Jon Ellch -- aka Johnny Cache -- was one of the presenters of the now infamous "faux
at Black Hat and DEFCON last month. Ellch and co-presenter Dave Maynor have gone silent since then, fueling speculation that the entire presentation may have been a hoax. Ellch finally broke the silence in an email to the Daily
Dave security mailing list
over the weekend, and one thing is clear: he is chafing under the cone of silence which has been placed
over the two of them.Ellch explains their silence since the presentations in his email by saying:
Secureworks absolutely insists on being exceedingly responsible and
doesn't want to release any details about anything until Apple issues a
patch. Whether or not this position was taken after a special ops team
of lawyers parachuted in out of a black helicopter is up for speculation.

He also went on to explain that while the debate was centered in the Mac
blogger community, it made no sense to discuss it because most of them
wouldn't understand the explanation if he gave it, adding, "Since this
conversation has moved into a venue of people who can actually grasp the
details of this, I'm ready to start saying something."

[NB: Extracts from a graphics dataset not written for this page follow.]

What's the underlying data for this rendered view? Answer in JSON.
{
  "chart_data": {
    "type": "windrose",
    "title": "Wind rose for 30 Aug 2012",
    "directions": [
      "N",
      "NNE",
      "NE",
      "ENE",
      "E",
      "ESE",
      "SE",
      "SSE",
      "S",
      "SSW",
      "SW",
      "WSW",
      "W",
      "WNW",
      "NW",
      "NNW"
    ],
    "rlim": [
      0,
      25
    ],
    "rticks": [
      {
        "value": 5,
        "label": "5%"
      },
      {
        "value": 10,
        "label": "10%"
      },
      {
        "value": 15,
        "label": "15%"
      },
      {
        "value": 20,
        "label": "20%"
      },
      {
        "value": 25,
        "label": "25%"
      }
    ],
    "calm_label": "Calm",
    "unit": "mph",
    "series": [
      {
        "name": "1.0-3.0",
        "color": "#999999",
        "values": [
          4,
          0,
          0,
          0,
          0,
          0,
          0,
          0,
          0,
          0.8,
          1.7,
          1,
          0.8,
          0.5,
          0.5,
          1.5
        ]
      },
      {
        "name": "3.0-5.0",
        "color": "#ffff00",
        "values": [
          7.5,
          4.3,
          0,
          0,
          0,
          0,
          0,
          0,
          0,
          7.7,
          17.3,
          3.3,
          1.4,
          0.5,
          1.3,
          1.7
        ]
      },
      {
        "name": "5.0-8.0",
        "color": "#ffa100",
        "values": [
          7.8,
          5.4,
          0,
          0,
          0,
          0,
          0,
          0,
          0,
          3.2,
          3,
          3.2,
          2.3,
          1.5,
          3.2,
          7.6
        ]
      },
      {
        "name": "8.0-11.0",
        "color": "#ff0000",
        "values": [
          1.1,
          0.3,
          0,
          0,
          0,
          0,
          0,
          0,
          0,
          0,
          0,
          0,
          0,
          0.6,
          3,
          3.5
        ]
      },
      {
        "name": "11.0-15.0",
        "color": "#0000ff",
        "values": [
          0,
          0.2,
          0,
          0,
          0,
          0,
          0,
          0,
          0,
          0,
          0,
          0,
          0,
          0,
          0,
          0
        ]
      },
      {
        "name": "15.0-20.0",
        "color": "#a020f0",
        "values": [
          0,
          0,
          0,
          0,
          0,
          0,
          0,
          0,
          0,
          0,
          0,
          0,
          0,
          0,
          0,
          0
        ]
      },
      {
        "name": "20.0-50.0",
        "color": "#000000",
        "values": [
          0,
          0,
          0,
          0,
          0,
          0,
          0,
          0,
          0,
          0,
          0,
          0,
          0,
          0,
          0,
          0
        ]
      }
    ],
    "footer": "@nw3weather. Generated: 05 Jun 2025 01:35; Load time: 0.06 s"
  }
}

Ellch then breaks down the elements of the vulnerability and possible
exploits, but in the context of Intel drivers rather than Apple's,
asking and then answering the obvious question of why he did so when he
wrote: "Why am I switching the subject from Apple's bug to Intel's?
Because it's patched, and Secureworks has no influence over what I say
regarding this one."

He buttressed his explanation of how he crashed the Intel Centrino
driver by creating a race condition by flooding it with UDP packets and
disassociation requests with links to dumps of crashes he caused using
this technique.

Ellch notes that a crash caused this way doesn't guarantee a successful
exploit, saying "If you're lucky, your UDP packet will end up on the
stack. If you're less lucky, a beacon packet from a nearby network will
end up on the stack. In the case where I successfully overwrote eip
(Extended Instruction Pointer), the UDP packet was 1400 bytes."

He also responded to criticisms that he and Maynor have simply been
"playing the media" instead of reporting an actual vulnerability and
exploit, saying:

You know, of all the comments I see, the ones that 'we played the media'
make the least sense. Have you ever seen me in the news before? No.
Have I ever talked to a reporter before? No. Am I doing a very good job
of winning this PR smear campaign lynn fox ignited? No. If I was so deft
at manipulating the media, would I be explaining myself on dailydave
praying that a few technically competent people will actually get it?

I contacted Ellch by email after reading his post and asked if he was
claiming Apple is the cause of their silence. He replied:

Let's just say its pretty obvious I'm not happy about being silent. So
much so that i'm releasing non-apple bugs to convince people that we do
in fact know what we're talking about.